Nella compilazione delle liste oggi si nota più che mai che conta la vicinanza al capo, a scapito del merito e della reale competenza. Per Andrea Cangini, che lo scrive su L’Inkiesta, è uno degli effetti distorsivi di una riforma populista e dannosa che il Pd non ha voluto fermare e che Azione ha sempre criticato.
Emblematica, proprio nel Pd, l’esclusione dell’economista Tommaso Nannicini e quella del costituzionalista Stefano Ceccanti, deputato tra i più stimati e attivi, a beneficio di… Nicola Fratoianni.
“La dinamica – spiega Cangini – è la stessa di sempre, il risultato è diverso: la prima categoria, quella dei fedelissimi, sovrasta più che mai l’ultima, quella dei migliori e degli intellettualmente liberi. Ne risultano epurazioni di massa, si annunciano gruppi parlamentari monocorde, si comprimono gli spazi per le minoranze e le condizioni per il confronto interno”.

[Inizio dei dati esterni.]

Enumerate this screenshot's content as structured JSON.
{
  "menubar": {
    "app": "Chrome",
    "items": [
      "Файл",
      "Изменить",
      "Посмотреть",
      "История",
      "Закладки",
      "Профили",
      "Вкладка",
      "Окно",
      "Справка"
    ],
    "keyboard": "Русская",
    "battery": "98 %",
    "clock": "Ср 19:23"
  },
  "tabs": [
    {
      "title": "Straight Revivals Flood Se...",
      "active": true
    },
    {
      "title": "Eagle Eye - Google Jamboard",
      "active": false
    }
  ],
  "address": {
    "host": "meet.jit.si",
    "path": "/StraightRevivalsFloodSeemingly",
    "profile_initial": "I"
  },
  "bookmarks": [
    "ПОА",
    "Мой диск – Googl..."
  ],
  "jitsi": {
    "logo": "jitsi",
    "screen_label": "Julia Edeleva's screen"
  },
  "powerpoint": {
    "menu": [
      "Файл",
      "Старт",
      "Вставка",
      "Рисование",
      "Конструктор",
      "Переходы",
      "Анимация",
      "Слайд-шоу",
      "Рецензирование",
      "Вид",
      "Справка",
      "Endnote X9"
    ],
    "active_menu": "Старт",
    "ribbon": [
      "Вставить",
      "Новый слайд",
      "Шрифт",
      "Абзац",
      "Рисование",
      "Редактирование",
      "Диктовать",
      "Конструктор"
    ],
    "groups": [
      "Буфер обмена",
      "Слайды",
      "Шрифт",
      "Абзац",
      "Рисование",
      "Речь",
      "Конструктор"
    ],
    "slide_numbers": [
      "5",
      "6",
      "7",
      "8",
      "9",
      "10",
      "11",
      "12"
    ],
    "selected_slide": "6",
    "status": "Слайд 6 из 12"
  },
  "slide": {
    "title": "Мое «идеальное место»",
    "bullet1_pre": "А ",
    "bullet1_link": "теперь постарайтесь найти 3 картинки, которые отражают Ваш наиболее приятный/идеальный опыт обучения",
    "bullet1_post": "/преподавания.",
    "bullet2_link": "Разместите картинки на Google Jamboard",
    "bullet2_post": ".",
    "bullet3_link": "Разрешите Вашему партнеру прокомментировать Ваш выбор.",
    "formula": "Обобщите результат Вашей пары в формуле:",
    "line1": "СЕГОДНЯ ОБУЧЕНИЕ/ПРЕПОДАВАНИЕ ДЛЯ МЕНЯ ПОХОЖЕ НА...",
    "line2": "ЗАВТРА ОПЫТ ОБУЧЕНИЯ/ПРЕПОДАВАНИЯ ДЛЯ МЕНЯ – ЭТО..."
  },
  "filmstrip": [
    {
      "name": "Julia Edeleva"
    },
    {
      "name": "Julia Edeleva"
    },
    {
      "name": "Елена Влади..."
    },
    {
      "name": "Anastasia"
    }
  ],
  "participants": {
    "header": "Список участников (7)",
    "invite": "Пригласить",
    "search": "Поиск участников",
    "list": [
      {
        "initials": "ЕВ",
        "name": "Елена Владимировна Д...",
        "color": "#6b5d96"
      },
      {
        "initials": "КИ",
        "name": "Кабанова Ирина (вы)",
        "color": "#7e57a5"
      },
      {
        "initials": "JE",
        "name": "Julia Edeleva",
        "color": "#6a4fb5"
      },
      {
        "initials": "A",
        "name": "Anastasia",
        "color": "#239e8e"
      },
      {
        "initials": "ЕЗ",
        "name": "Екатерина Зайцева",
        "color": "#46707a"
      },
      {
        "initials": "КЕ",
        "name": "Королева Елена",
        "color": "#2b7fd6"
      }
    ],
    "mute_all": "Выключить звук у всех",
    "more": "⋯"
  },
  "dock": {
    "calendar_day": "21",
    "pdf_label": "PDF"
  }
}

Cangini ricorda anche che quando tutti i segretari dei partiti assecondavano per viltà il vento dell’antipolitica al referendum di due anni fa schierandosi sulle posizioni demagogiche dei grillini di Giggino Di Maio, Carlo Calenda fu l’unico a dichiararsi apertamente contro il taglio della rappresentanza parlamentare. “Sapeva, come sapevamo tutti, che avrebbe perso, ma scelse di difendere comunque l’onore della Politica, la funzionalità del Parlamento, il pluralismo degli eletti. Assistere alla nemesi di questi giorni non consola, come non consolerà assistere a campagne elettorali costosissime disputate in collegi monstre e alle successive disfunzioni di un Senato ridotto a 200 senatori”.